The larger environment in which the district’s mask policy is being implemented has also changed.

First, infection is about 80 percent less severe for the current variants compared to ancestral variants. Moreover, the risk of death from COVID-19 among children is less than 1/1,000th the risk to the elderly.

Second, the population through a combination of natural and vaccine-induced immunity is also more protected from severe disease. About 75 percent of kids had been previously infected with COVID-19 as of February.

What is the added protection from masking in this environment? If trials did not show a protective effect from community masking while the severity of illness was high and the public lacked any immunity, are masks a useful intervention now?

Similarly, the Centers for Disease Control and Prevention metrics used to trigger the district’s change in mask policy are outdated. These metrics, in part, use raw counts of hospitalized patients who are COVID-19 positive in the county.

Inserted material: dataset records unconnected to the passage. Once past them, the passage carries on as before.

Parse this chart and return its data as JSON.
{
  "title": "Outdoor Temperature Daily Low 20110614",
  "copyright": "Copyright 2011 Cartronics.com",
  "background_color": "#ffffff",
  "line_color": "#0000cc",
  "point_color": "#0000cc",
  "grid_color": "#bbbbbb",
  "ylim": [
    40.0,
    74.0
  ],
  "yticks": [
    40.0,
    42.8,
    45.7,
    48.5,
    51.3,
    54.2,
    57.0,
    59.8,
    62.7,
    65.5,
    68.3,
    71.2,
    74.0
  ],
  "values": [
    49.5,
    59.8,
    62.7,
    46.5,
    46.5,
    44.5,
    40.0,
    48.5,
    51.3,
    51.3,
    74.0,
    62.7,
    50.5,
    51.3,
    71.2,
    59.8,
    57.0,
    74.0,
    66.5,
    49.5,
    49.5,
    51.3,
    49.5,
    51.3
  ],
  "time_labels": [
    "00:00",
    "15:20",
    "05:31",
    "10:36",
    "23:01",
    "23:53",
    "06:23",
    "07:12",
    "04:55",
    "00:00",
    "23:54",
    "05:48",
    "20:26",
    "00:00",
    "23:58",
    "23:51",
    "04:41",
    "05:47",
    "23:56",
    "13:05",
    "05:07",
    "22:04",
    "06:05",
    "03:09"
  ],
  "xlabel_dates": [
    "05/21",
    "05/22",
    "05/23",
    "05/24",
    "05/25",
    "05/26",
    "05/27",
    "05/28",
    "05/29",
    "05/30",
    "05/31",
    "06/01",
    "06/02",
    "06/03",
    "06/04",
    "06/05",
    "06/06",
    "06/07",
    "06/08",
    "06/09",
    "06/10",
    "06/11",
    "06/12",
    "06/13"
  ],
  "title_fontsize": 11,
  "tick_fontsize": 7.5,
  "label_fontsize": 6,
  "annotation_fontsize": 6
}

Consider, NYU Langone Health reported about 65 percent of its COVID-19 patients were incidentally infected (e.g., the patient was admitted to give birth, because of an accident, elective procedure, etc., and tested positive). Using contemporary hospitalization rates in the same manner as one or two years earlier is comparing apples and oranges.

It is critical that the San Diego Unified school board be aware of the best evidence on masking, grade the quality of competing evidence and consider the underlying context in which policies are implemented.

Children’s compliance with the masking policy should not be a prerequisite to obtain in-person education, especially when the policy itself is not supported by robust evidence.

Editor’s note: A city schools spokesperson declined an offer for the district to contribute an essay on its mask mandate.